We found another Landrover garage (we could start writing customer reviews for them and comparing as we’ve seen many already…) and they managed to find a caliper, as our caliper had broken off. They would schedule it for the next day and it would take them 3hrs. This turned into 3 days as they had found the wrong caliper at first and had troubles taking out the remains of one of the broken bolts from the axle casing.
We were very happy to drive to Majete (via tarred road this time) and as it was a short drive from Blantyre we arrived early. We decided to do a boat safari as the last one in Botswana was wonderful as was this one. We saw hippo’s barking again and again, crocodiles, birds, antilopes and a commmon eland all at a beautiful sunset. Back at the campsite the friendly host Henry made us a fire to braai; just a perfect day!
As it was easter weekend we did some shopping in Blantyre before going to the Zomba Plateau. We drove on the plateau with beautiful views and a lot of green and found a lodge run by an Italian couple just at the beginning of the mountain. The Italian guy was very friendly and we had a chat about a lot of things, before we knew we had drinks and dinner there and went straight to bed. Our easter breakfast was one with eggs, Italian cappucino and a lovely view! The Italian guy told us about the population of Malawi and as there is no control it is expected to grow incrementally in the coming years. This will become a problem as it is already crowded. Furthermore the country is relying on help of NGO’s and other non profit organisations. We’ve met a lot of volunteers from the Netherlands, Belgium and Germany and to us it is difficult to see how this will help Malawi in the long term as the country depends on this help. But what will help to make a country self supporting and is this the aim of these NGO’s?
Our first stop was at Monkey Bay where we stayed at a beautiful but weird place: it appeared to us that the owner and manager and some friends were bloody stoned and we were interfering. Other than that it was a beautiful bay and we took a swim and snorkeled the afternoon.
Heading north we’d got a place recommended by a few people we’ve met (Makuzi Beach Lodge) so we had to go there as well. Again a beautiful and tranquil place with its own beach and sunbeds.
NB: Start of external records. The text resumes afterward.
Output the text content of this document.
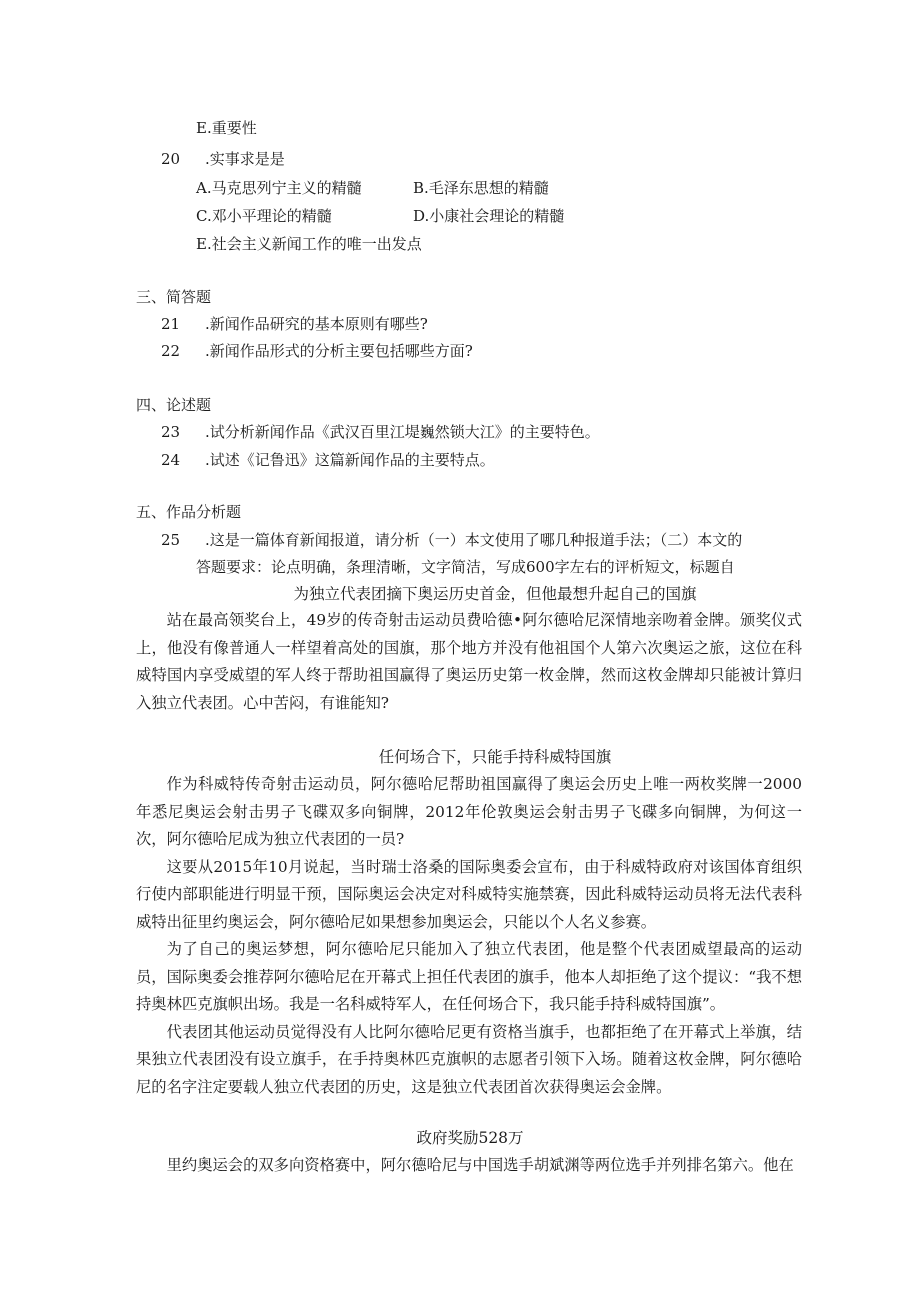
E.重要性
20 .实事求是是
A.马克思列宁主义的精髓	B.毛泽东思想的精髓
C.邓小平理论的精髓	D.小康社会理论的精髓
E.社会主义新闻工作的唯一出发点
三、简答题
21 .新闻作品研究的基本原则有哪些?
22 .新闻作品形式的分析主要包括哪些方面?
四、论述题
23 .试分析新闻作品《武汉百里江堤巍然锁大江》的主要特色。
24 .试述《记鲁迅》这篇新闻作品的主要特点。
五、作品分析题
25 .这是一篇体育新闻报道，请分析（一）本文使用了哪几种报道手法；（二）本文的
答题要求：论点明确，条理清晰，文字简洁，写成600字左右的评析短文，标题自
为独立代表团摘下奥运历史首金，但他最想升起自己的国旗

站在最高领奖台上，49岁的传奇射击运动员费哈德•阿尔德哈尼深情地亲吻着金牌。颁奖仪式上，他没有像普通人一样望着高处的国旗，那个地方并没有他祖国个人第六次奥运之旅，这位在科威特国内享受威望的军人终于帮助祖国赢得了奥运历史第一枚金牌，然而这枚金牌却只能被计算归入独立代表团。心中苦闷，有谁能知?

任何场合下，只能手持科威特国旗

作为科威特传奇射击运动员，阿尔德哈尼帮助祖国赢得了奥运会历史上唯一两枚奖牌一2000年悉尼奥运会射击男子飞碟双多向铜牌，2012年伦敦奥运会射击男子飞碟多向铜牌，为何这一次，阿尔德哈尼成为独立代表团的一员?

这要从2015年10月说起，当时瑞士洛桑的国际奥委会宣布，由于科威特政府对该国体育组织行使内部职能进行明显干预，国际奥运会决定对科威特实施禁赛，因此科威特运动员将无法代表科威特出征里约奥运会，阿尔德哈尼如果想参加奥运会，只能以个人名义参赛。

为了自己的奥运梦想，阿尔德哈尼只能加入了独立代表团，他是整个代表团威望最高的运动员，国际奥委会推荐阿尔德哈尼在开幕式上担任代表团的旗手，他本人却拒绝了这个提议：“我不想持奥林匹克旗帜出场。我是一名科威特军人，在任何场合下，我只能手持科威特国旗”。

代表团其他运动员觉得没有人比阿尔德哈尼更有资格当旗手，也都拒绝了在开幕式上举旗，结果独立代表团没有设立旗手，在手持奥林匹克旗帜的志愿者引领下入场。随着这枚金牌，阿尔德哈尼的名字注定要载人独立代表团的历史，这是独立代表团首次获得奥运会金牌。

政府奖励528万

里约奥运会的双多向资格赛中，阿尔德哈尼与中国选手胡斌渊等两位选手并列排名第六。他在
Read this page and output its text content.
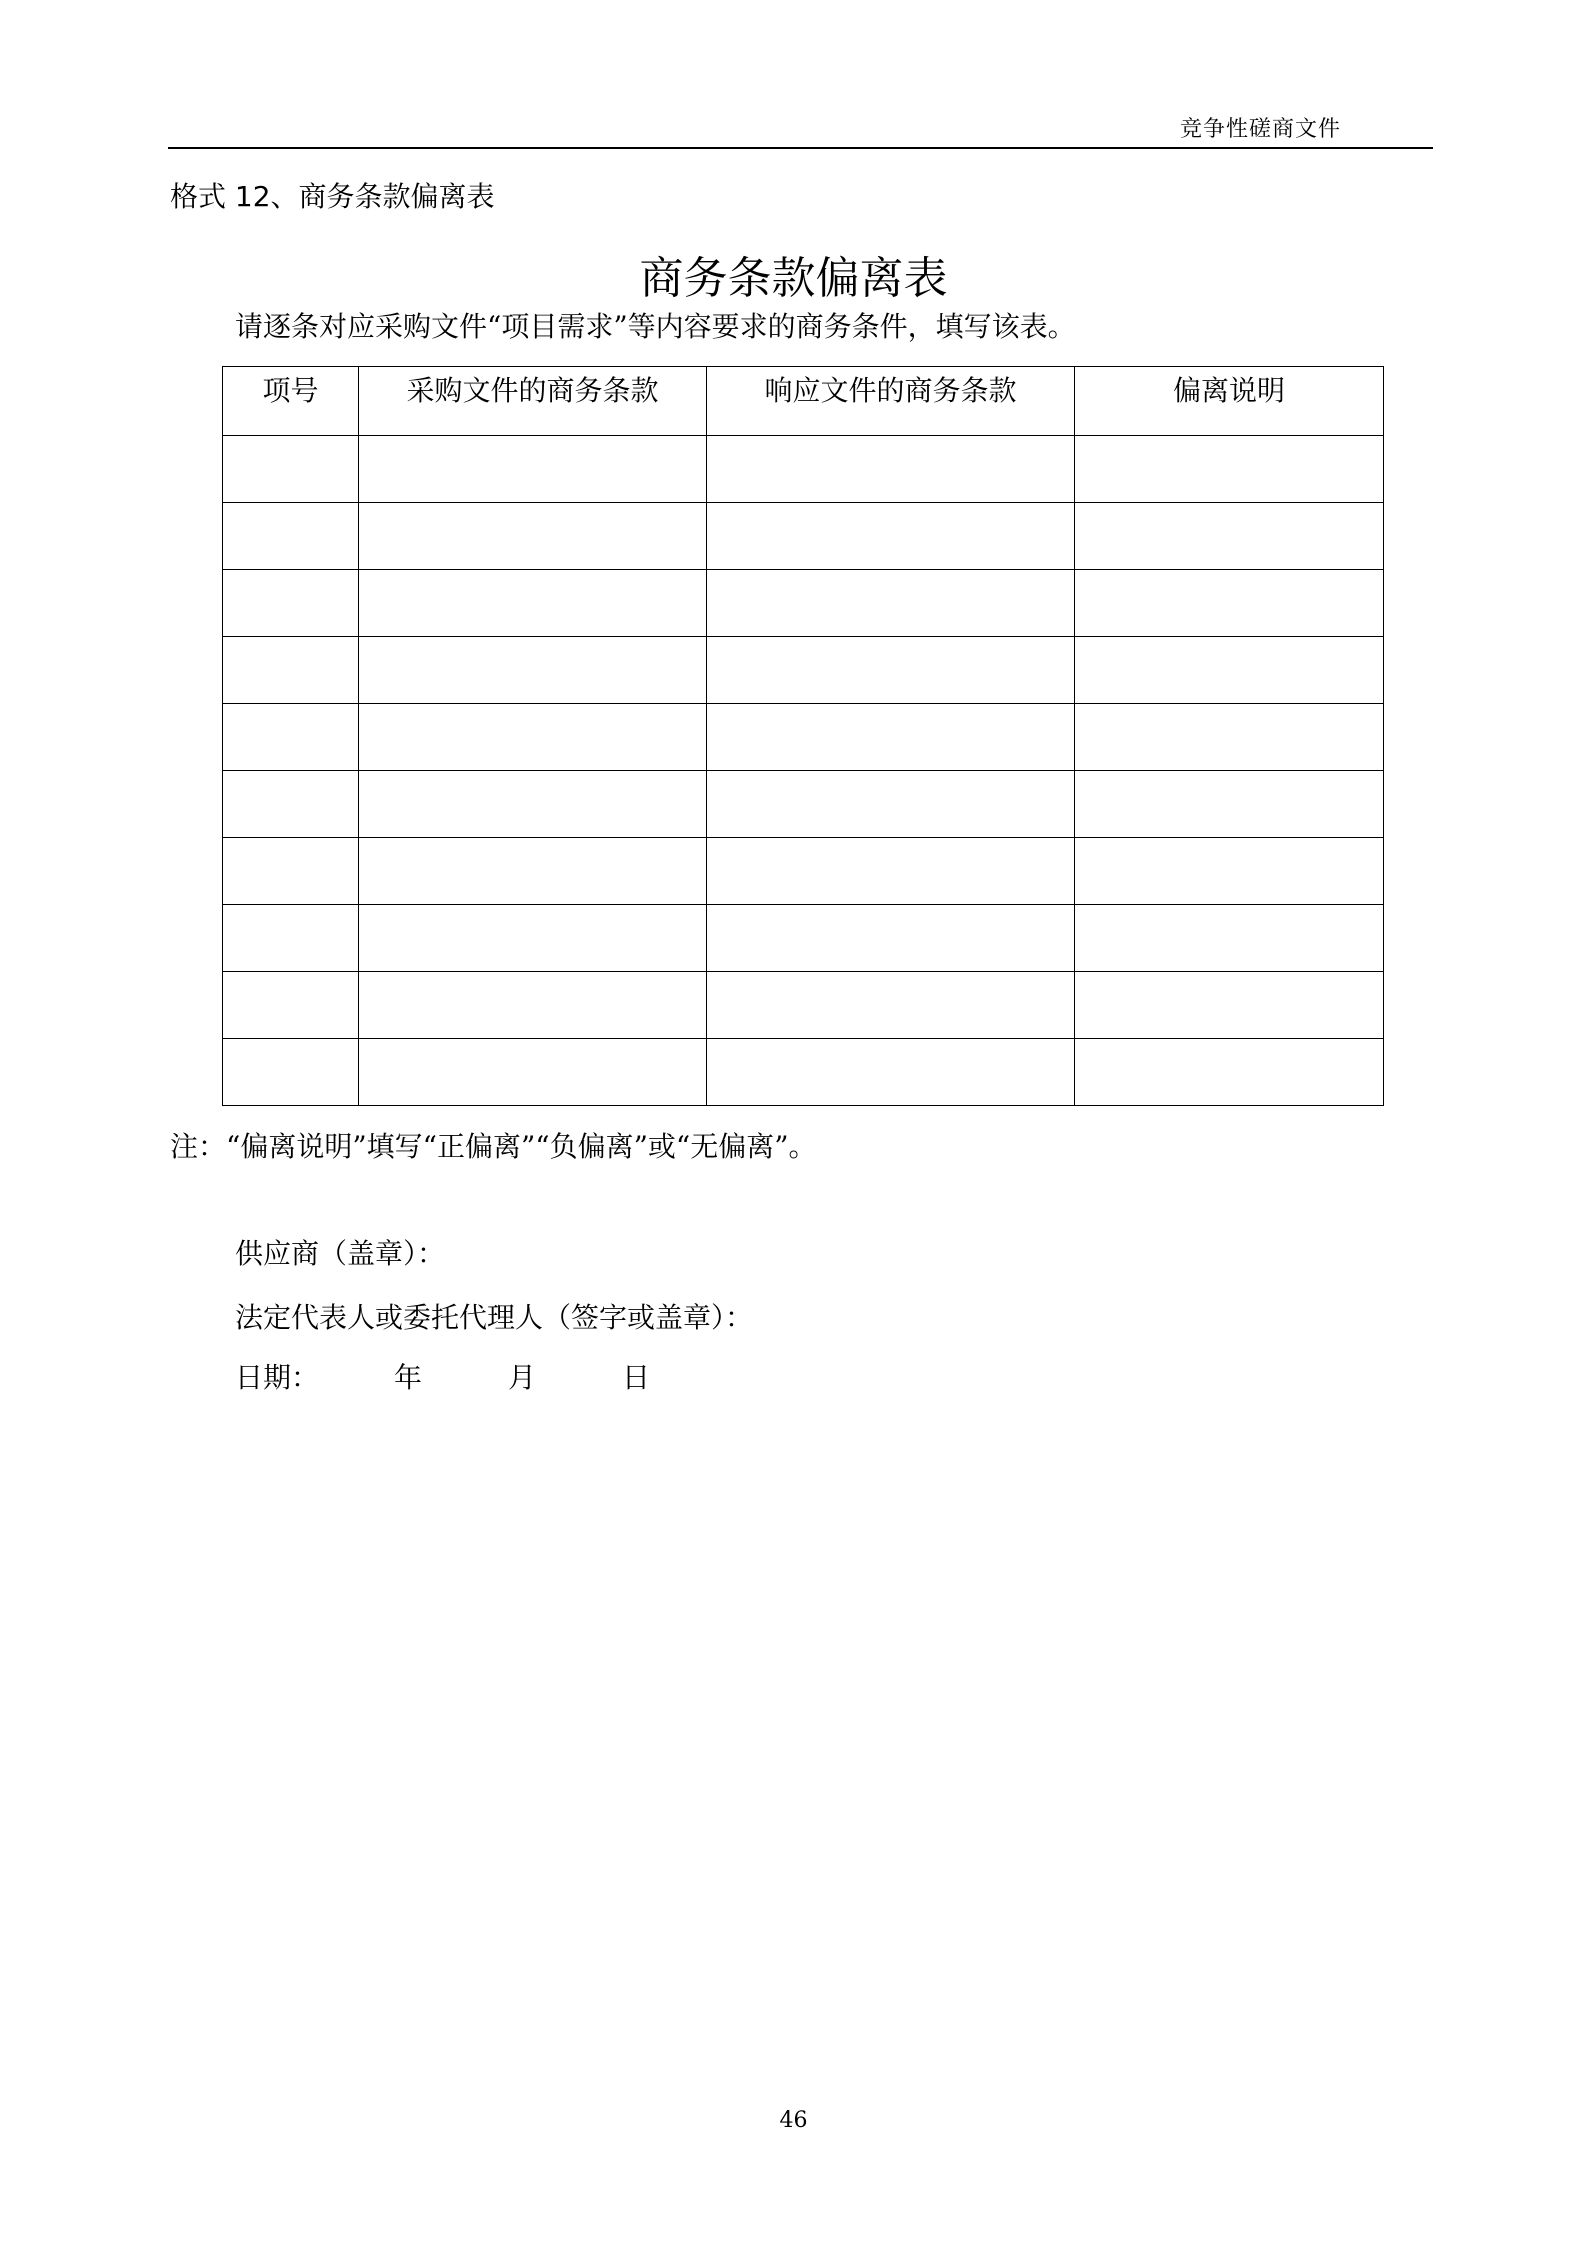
竞争性磋商文件
格式 12、商务条款偏离表
商务条款偏离表
请逐条对应采购文件“项目需求”等内容要求的商务条件，填写该表。
项号	采购文件的商务条款	响应文件的商务条款	偏离说明

注：“偏离说明”填写“正偏离”“负偏离”或“无偏离”。
供应商（盖章）：
法定代表人或委托代理人（签字或盖章）：
日期：	年	月	日
46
The last place near the lake before going to Tanzania is Lukwe lodge near Livingstonia, owned by Auke a nice Belgian guy and also recommended by other people. The drive up the mountain is quite epic but the lodge is beautiful with stunning views, runned eco friendly and with a (organic) garden from which they take everything to prepare the meals. You could call Auke a wood artist: he’d made everything himself and it looks great.